How are you using xFormers currently? Are you building full models using xFormer.from_config(config)
, as shown in the documentation?
Yes, though I think you could (relatively simply) infer it from the serialized checkpoints as well. I think some bits might not be directly convertible (specialized attention schemes, for instance) but otherwise I think it could be a pretty light lift!
Usually the checkpoint is not enough to fully resolve the model architecture. We also need to know activations, the norm style (pre-norm vs. post-norm), etc. These information are usually not saved in the checkpoint.
A more general issue is that xFormers does not implement the input and output layers of the model. It means we can't provide a ready-to-use converter since it also depends on unknown user code. However, we can still provide a template or helper functions to process the xFormers model itself and let the user register the remaining modules.
I think the only layer xFormers doesn't implement is the output layer. I'd need to double check whether activations, etc. are in the checkpoint (I think they might be, but fused via triton), but a template would be super useful (where a user can give keys in the checkpoint to output layer weights, etc.)!
I think the only layer xFormers doesn't implement is the output layer.
Right, the word embedding layer is implemented in the "vocab" position embedding.
I also found they don't implement the final layer norm in the encoder/decoder when using the pre-norm residual style.
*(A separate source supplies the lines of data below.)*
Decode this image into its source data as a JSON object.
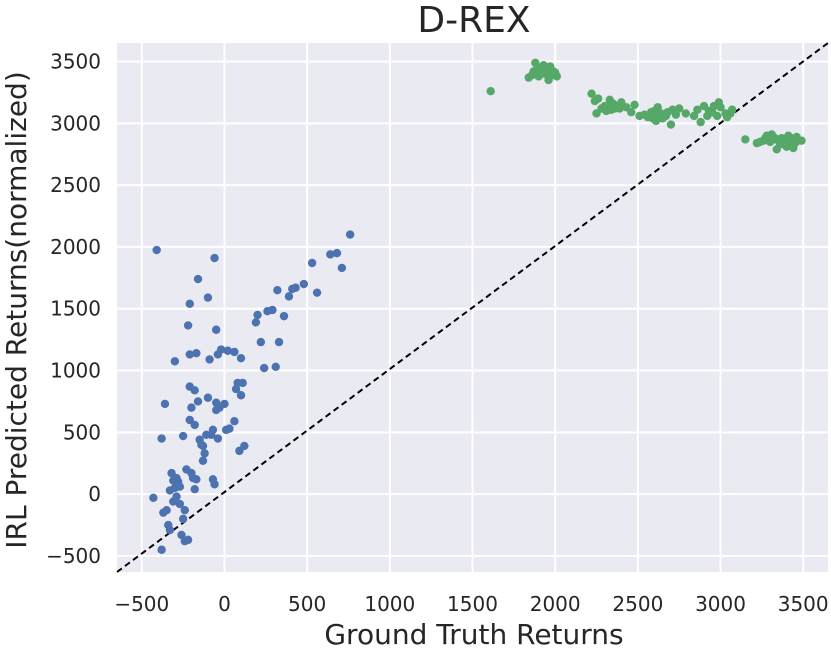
{
  "chart_data": {
    "type": "scatter",
    "title": "D-REX",
    "xlabel": "Ground Truth Returns",
    "ylabel": "IRL Predicted Returns(normalized)",
    "xlim": [
      -650,
      3650
    ],
    "ylim": [
      -630,
      3650
    ],
    "xticks": [
      -500,
      0,
      500,
      1000,
      1500,
      2000,
      2500,
      3000,
      3500
    ],
    "yticks": [
      -500,
      0,
      500,
      1000,
      1500,
      2000,
      2500,
      3000,
      3500
    ],
    "xtick_labels": [
      "−500",
      "0",
      "500",
      "1000",
      "1500",
      "2000",
      "2500",
      "3000",
      "3500"
    ],
    "ytick_labels": [
      "−500",
      "0",
      "500",
      "1000",
      "1500",
      "2000",
      "2500",
      "3000",
      "3500"
    ],
    "grid": true,
    "background": "#eaeaf2",
    "reference_line": {
      "style": "dashed",
      "color": "#000000",
      "from": [
        -650,
        -630
      ],
      "to": [
        3650,
        3650
      ]
    },
    "series": [
      {
        "color": "#4c72b0",
        "points": [
          [
            -430,
            -30
          ],
          [
            -410,
            1975
          ],
          [
            -380,
            -450
          ],
          [
            -380,
            450
          ],
          [
            -370,
            -150
          ],
          [
            -360,
            730
          ],
          [
            -350,
            -130
          ],
          [
            -340,
            -250
          ],
          [
            -330,
            -290
          ],
          [
            -330,
            30
          ],
          [
            -320,
            170
          ],
          [
            -310,
            110
          ],
          [
            -310,
            -60
          ],
          [
            -300,
            50
          ],
          [
            -300,
            1075
          ],
          [
            -290,
            -20
          ],
          [
            -290,
            130
          ],
          [
            -280,
            100
          ],
          [
            -270,
            -80
          ],
          [
            -270,
            60
          ],
          [
            -260,
            -330
          ],
          [
            -250,
            -200
          ],
          [
            -250,
            470
          ],
          [
            -240,
            -380
          ],
          [
            -240,
            -130
          ],
          [
            -230,
            200
          ],
          [
            -220,
            -370
          ],
          [
            -220,
            1365
          ],
          [
            -210,
            600
          ],
          [
            -210,
            1540
          ],
          [
            -210,
            1130
          ],
          [
            -210,
            870
          ],
          [
            -200,
            700
          ],
          [
            -200,
            170
          ],
          [
            -190,
            130
          ],
          [
            -180,
            40
          ],
          [
            -180,
            560
          ],
          [
            -180,
            840
          ],
          [
            -170,
            1140
          ],
          [
            -170,
            120
          ],
          [
            -160,
            1740
          ],
          [
            -160,
            750
          ],
          [
            -150,
            440
          ],
          [
            -140,
            400
          ],
          [
            -130,
            270
          ],
          [
            -130,
            390
          ],
          [
            -120,
            330
          ],
          [
            -110,
            480
          ],
          [
            -100,
            1590
          ],
          [
            -100,
            780
          ],
          [
            -90,
            1090
          ],
          [
            -80,
            480
          ],
          [
            -70,
            520
          ],
          [
            -70,
            120
          ],
          [
            -60,
            80
          ],
          [
            -60,
            1910
          ],
          [
            -50,
            740
          ],
          [
            -50,
            1330
          ],
          [
            -50,
            680
          ],
          [
            -40,
            450
          ],
          [
            -40,
            1130
          ],
          [
            -30,
            700
          ],
          [
            -20,
            1170
          ],
          [
            0,
            730
          ],
          [
            10,
            520
          ],
          [
            20,
            1160
          ],
          [
            30,
            530
          ],
          [
            60,
            1150
          ],
          [
            60,
            590
          ],
          [
            70,
            850
          ],
          [
            80,
            900
          ],
          [
            90,
            350
          ],
          [
            100,
            1100
          ],
          [
            100,
            800
          ],
          [
            110,
            900
          ],
          [
            120,
            390
          ],
          [
            190,
            1390
          ],
          [
            200,
            1450
          ],
          [
            220,
            1230
          ],
          [
            240,
            1020
          ],
          [
            260,
            1480
          ],
          [
            290,
            1490
          ],
          [
            310,
            1030
          ],
          [
            320,
            1650
          ],
          [
            330,
            1230
          ],
          [
            360,
            1440
          ],
          [
            390,
            1600
          ],
          [
            410,
            1660
          ],
          [
            430,
            1670
          ],
          [
            480,
            1700
          ],
          [
            530,
            1870
          ],
          [
            560,
            1630
          ],
          [
            640,
            1940
          ],
          [
            680,
            1950
          ],
          [
            710,
            1830
          ],
          [
            760,
            2100
          ]
        ]
      },
      {
        "color": "#55a868",
        "points": [
          [
            1610,
            3260
          ],
          [
            1840,
            3370
          ],
          [
            1860,
            3390
          ],
          [
            1870,
            3420
          ],
          [
            1880,
            3490
          ],
          [
            1890,
            3440
          ],
          [
            1900,
            3380
          ],
          [
            1910,
            3450
          ],
          [
            1920,
            3410
          ],
          [
            1930,
            3470
          ],
          [
            1940,
            3400
          ],
          [
            1950,
            3430
          ],
          [
            1960,
            3350
          ],
          [
            1970,
            3460
          ],
          [
            1980,
            3390
          ],
          [
            1990,
            3420
          ],
          [
            2000,
            3410
          ],
          [
            2010,
            3380
          ],
          [
            2220,
            3240
          ],
          [
            2240,
            3180
          ],
          [
            2250,
            3080
          ],
          [
            2260,
            3200
          ],
          [
            2280,
            3120
          ],
          [
            2300,
            3140
          ],
          [
            2310,
            3100
          ],
          [
            2320,
            3130
          ],
          [
            2330,
            3190
          ],
          [
            2340,
            3110
          ],
          [
            2350,
            3160
          ],
          [
            2360,
            3120
          ],
          [
            2380,
            3140
          ],
          [
            2390,
            3120
          ],
          [
            2400,
            3170
          ],
          [
            2430,
            3130
          ],
          [
            2460,
            3090
          ],
          [
            2480,
            3150
          ],
          [
            2510,
            3060
          ],
          [
            2540,
            3070
          ],
          [
            2560,
            3050
          ],
          [
            2580,
            3090
          ],
          [
            2590,
            3040
          ],
          [
            2600,
            3100
          ],
          [
            2610,
            3020
          ],
          [
            2620,
            3130
          ],
          [
            2630,
            3060
          ],
          [
            2640,
            3080
          ],
          [
            2650,
            3040
          ],
          [
            2660,
            3070
          ],
          [
            2670,
            3060
          ],
          [
            2680,
            3090
          ],
          [
            2700,
            2990
          ],
          [
            2710,
            3110
          ],
          [
            2730,
            3070
          ],
          [
            2750,
            3120
          ],
          [
            2790,
            3080
          ],
          [
            2840,
            3060
          ],
          [
            2860,
            3110
          ],
          [
            2880,
            3010
          ],
          [
            2900,
            3140
          ],
          [
            2920,
            3060
          ],
          [
            2930,
            3100
          ],
          [
            2950,
            3090
          ],
          [
            2960,
            3140
          ],
          [
            2980,
            3060
          ],
          [
            2990,
            3170
          ],
          [
            3000,
            3130
          ],
          [
            3030,
            3080
          ],
          [
            3040,
            3050
          ],
          [
            3060,
            3080
          ],
          [
            3070,
            3110
          ],
          [
            3150,
            2870
          ],
          [
            3220,
            2840
          ],
          [
            3240,
            2850
          ],
          [
            3260,
            2860
          ],
          [
            3270,
            2880
          ],
          [
            3280,
            2900
          ],
          [
            3290,
            2870
          ],
          [
            3300,
            2850
          ],
          [
            3310,
            2910
          ],
          [
            3320,
            2870
          ],
          [
            3330,
            2880
          ],
          [
            3340,
            2790
          ],
          [
            3350,
            2860
          ],
          [
            3360,
            2830
          ],
          [
            3370,
            2880
          ],
          [
            3380,
            2840
          ],
          [
            3390,
            2870
          ],
          [
            3400,
            2810
          ],
          [
            3410,
            2900
          ],
          [
            3420,
            2850
          ],
          [
            3430,
            2880
          ],
          [
            3440,
            2800
          ],
          [
            3450,
            2840
          ],
          [
            3460,
            2890
          ],
          [
            3470,
            2860
          ],
          [
            3490,
            2860
          ]
        ]
      }
    ]
  }
}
We actually support that, but it's a difference with all other pre-norm implementations.
Anyway, here's a possible implementation of a xFormer converter: https://gist.github.com/guillaumekln/4761f65df1ce3e80f5969fd0f0a2c7f5
It gives an idea on how the conversion works and what are the supported encoder-decoder configurations. Please have a look at the TODOs and see if you can make it work for your model.
Hi @erip, did you have a chance to try a conversion?
xFormers is an optimized toolkit for highly configurable transformer-based encoder-decoder models. Adding support for inference through ctranslate2 would be highly useful to deploy xformers models.